By: Mike Parres | K&L Staff Member | Review Date: 10/23/2018 | Send Email
The wine’s perfume is pure Nebbiolo: raspberry fruit and dried rose petals with a touch of tobacco and lots of cedar, bursting with sweet fruit, tar, minerals, displaying outstanding depth and fine overall balance. This wine will drink well now and over the next few years, best with the heartiest meats or stews. Better yet, serve after dinner with some great aged cheeses (Pecorino Romano, Parmigiano-Reggiano or Asiago) and an olive tapenade.

Additional Information:



- Tar and roses are the two descriptors most associated with this red grape grown, almost solely, in Italy's Piedmont, where it has achieved fame under the guises of the incredibly and age-worthy wines of Barolo and Barbaresco. Characterized by chewy tannins, high acidity, high-tone cherry and raspberry fruit and truffle aromas and flavors, Nebbiolo has rightfully earned its reputation. Sadly the late-ripening varietal is quite delicate and is prone to disease as well as damage by hail that frequently pelts the region. Outside of Barolo and Barbaresco, Nebbiolo is grown in the DOCs of Gattinara, Spanna and Ghemme.

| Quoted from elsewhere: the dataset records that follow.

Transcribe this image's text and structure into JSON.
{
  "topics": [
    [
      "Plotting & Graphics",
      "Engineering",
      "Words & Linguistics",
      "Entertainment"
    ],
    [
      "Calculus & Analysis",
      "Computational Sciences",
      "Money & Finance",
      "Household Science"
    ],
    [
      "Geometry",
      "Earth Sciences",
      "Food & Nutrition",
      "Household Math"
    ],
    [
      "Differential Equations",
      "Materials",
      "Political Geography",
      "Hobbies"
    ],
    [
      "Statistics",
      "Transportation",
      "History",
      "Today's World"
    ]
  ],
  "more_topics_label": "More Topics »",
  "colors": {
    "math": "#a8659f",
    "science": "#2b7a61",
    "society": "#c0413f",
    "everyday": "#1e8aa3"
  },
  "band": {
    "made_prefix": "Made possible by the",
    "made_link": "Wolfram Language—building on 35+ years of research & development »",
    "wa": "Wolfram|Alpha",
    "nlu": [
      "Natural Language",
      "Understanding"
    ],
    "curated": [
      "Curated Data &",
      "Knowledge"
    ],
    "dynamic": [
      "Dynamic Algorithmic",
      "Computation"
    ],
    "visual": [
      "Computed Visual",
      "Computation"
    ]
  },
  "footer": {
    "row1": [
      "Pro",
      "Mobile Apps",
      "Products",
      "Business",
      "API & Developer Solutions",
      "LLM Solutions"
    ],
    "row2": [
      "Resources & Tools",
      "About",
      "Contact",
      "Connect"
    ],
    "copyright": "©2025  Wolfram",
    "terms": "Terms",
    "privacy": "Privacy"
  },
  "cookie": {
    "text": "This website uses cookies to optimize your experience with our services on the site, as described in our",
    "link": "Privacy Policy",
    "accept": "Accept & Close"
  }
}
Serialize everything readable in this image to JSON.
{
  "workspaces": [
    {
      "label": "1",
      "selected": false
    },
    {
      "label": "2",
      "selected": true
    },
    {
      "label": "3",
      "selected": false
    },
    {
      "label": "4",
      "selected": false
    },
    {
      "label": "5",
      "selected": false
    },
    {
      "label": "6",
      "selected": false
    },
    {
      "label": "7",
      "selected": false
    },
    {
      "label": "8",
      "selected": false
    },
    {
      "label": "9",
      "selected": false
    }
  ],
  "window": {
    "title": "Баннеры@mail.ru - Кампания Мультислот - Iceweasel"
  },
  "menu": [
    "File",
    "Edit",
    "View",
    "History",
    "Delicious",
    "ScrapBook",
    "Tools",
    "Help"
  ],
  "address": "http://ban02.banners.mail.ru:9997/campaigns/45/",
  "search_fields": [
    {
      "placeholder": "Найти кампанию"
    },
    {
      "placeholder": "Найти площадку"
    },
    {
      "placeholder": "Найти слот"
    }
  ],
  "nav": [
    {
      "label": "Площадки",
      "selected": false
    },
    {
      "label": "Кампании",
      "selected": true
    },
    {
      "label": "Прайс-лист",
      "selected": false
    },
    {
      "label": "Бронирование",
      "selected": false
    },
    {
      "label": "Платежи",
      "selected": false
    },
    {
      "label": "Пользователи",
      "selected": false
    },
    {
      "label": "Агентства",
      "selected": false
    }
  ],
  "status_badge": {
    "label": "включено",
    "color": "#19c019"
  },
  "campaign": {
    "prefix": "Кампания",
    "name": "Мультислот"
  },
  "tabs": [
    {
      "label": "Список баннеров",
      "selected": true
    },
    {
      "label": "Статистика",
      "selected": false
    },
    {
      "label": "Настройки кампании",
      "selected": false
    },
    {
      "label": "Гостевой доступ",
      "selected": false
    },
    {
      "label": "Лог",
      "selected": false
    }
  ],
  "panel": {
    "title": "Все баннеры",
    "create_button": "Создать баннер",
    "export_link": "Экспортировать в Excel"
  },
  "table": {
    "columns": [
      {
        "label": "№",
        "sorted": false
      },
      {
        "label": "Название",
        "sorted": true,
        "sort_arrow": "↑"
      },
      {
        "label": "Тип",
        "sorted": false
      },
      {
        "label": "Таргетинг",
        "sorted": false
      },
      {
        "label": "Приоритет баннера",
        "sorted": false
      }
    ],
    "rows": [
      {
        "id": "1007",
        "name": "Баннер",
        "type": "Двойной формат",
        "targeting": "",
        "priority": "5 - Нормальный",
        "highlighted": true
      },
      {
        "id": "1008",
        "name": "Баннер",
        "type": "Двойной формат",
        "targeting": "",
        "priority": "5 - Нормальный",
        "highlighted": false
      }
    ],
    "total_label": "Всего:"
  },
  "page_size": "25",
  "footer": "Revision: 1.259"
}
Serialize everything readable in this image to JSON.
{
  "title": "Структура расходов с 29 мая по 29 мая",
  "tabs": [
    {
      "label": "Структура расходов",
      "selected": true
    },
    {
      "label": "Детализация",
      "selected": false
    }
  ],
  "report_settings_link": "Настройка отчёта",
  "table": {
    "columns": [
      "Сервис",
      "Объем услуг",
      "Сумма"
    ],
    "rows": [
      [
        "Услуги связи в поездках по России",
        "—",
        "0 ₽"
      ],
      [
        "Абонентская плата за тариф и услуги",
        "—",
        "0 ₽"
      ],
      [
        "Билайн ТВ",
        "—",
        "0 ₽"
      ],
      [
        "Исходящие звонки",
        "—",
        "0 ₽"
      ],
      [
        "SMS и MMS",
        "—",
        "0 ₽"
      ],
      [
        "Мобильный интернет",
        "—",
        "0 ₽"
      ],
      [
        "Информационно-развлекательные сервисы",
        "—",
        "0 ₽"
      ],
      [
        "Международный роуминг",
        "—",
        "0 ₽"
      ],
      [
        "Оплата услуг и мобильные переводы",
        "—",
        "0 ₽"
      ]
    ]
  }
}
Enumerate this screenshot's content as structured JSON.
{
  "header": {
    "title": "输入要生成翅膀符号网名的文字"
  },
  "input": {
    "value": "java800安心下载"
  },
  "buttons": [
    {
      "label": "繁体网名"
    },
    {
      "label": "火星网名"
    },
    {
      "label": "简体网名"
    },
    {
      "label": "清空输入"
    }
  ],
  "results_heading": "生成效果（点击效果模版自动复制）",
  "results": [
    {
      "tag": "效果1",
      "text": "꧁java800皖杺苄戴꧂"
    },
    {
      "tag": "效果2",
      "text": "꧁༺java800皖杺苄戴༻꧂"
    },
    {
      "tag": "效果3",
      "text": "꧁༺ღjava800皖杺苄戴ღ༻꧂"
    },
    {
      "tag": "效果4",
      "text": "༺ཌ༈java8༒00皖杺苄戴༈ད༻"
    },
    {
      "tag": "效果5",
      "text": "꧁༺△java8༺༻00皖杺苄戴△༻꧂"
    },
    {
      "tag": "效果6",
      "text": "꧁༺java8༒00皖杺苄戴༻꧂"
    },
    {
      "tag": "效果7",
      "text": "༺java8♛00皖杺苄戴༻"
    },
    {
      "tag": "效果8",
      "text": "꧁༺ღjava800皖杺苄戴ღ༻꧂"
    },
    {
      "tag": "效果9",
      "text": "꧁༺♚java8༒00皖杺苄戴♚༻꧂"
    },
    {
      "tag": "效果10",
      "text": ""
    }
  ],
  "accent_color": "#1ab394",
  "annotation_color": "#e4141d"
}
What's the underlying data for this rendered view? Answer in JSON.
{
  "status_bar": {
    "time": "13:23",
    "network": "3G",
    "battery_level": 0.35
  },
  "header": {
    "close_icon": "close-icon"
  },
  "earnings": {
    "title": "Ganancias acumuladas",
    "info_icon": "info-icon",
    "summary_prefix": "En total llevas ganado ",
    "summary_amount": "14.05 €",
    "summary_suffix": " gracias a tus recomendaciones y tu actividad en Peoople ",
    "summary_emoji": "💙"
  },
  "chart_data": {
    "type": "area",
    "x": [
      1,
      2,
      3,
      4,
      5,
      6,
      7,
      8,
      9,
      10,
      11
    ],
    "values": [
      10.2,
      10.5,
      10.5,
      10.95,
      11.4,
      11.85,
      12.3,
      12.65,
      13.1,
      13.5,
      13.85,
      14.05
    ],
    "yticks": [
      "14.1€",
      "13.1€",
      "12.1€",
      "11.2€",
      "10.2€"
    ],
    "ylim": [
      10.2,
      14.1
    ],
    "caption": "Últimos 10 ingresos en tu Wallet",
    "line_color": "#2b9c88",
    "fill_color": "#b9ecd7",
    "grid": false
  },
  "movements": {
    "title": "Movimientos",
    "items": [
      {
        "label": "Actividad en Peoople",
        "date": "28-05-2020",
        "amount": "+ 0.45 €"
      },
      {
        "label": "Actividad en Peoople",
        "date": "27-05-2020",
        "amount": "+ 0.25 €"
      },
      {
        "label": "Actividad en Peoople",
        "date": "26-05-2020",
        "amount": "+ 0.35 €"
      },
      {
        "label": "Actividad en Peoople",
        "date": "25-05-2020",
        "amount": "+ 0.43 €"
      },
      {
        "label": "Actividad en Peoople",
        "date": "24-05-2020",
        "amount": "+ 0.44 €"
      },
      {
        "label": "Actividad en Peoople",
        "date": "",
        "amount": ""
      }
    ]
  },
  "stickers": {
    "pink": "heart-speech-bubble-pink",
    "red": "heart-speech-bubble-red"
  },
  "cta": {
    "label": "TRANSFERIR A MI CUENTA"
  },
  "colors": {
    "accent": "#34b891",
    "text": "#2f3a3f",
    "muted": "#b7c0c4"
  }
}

The Nebbiolos of the Nebbiolo d'Alba DOC in the southeastern part of Piedmont are generally lighter and more immediately approachable versions of the grape, aged for less time than Barolo and Barbaresco, which also makes them less expensive. Langhe Nebbiolos are generally made from declassified fruit from the aforementioned regions of Barolo, Barbaresco and Nebbiolo d'Alba.


- Once named Enotria for its abundant vineyards, Italy (thanks to the ancient Greeks and Romans) has had an enormous impact on the wine world. From the shores of Italy, the Romans brought grapes and their winemaking techniques to North Africa, Spain and Portugal, Germany, France, the Danube Valley, the Middle East and even England. Modern Italy, which didn't actually exist as a country until the 1870s, once produced mainly simple, everyday wine. It wasn't until the 1970s that Italy began the change toward quality. The 1980s showed incredible efforts and a lot of experimentation. The 1990s marked the real jump in consistent quality, including excellence in many Region that had been indistinct for ages. The entire Italian peninsula is seeing a winemaking revolution and is now one of the most exciting wine Region in the world.


- Piedmont is in the Northwestern region of Italy, bordering France and Switzerland. Piedmont is predominantly a plain where the water flows from the Swiss and French Alps to form the headwaters of the Po river. The major wine producing areas are in the southern portion of the region in the hills known as the "Langhe". Here the people speak a dialect that is 1/3 French and 2/3 Italian that portrays their historical roots. Their cuisine is one of the most creative and interesting in Italy. Nebbiolo is the King grape here, producing Barolo and Barbaresco. In addition, the Barbera and Dolcetto are the workhorse grapes that produce the largest quantity of wine. Piedmont is predominantly a red wine producing area. There are a few whites made in Piedmont, and the Moscato grape produces a large volume of sweet, semi-sweet and sparkling wines as well.
Specific Appellation:


- Barbaresco is a small village in Piedmont rising up out of the plain to sit in the Langhe hills. Here they produce a 100% Nebbiolo wine that takes its name from the village. Barbaresco is a serious wine of power and depth with an ability to age for multiple decades. Often thought of as the feminine version of Barolo, Barbaresco is a dramatically smaller region than its cousin. Barbaresco can only be produced within 1265 acres, and a maximum of 85,000 cases per year can be produced from the more than 500 growers. It is separated into four different communes of which three dominate, Barbaresco, Neive and Treiso. Angelo Gaja is perhaps one of the best known producers in the wine world, let alone Barbaresco, lives in the village. Recent technological and viticultural advances have made the wines more consistent, deeper in color and more flavorful. A wine of great perfume, the classic nose is "tar and roses", and complexity. Barbaresco is best served with roast meats, game birds or powerful cheese.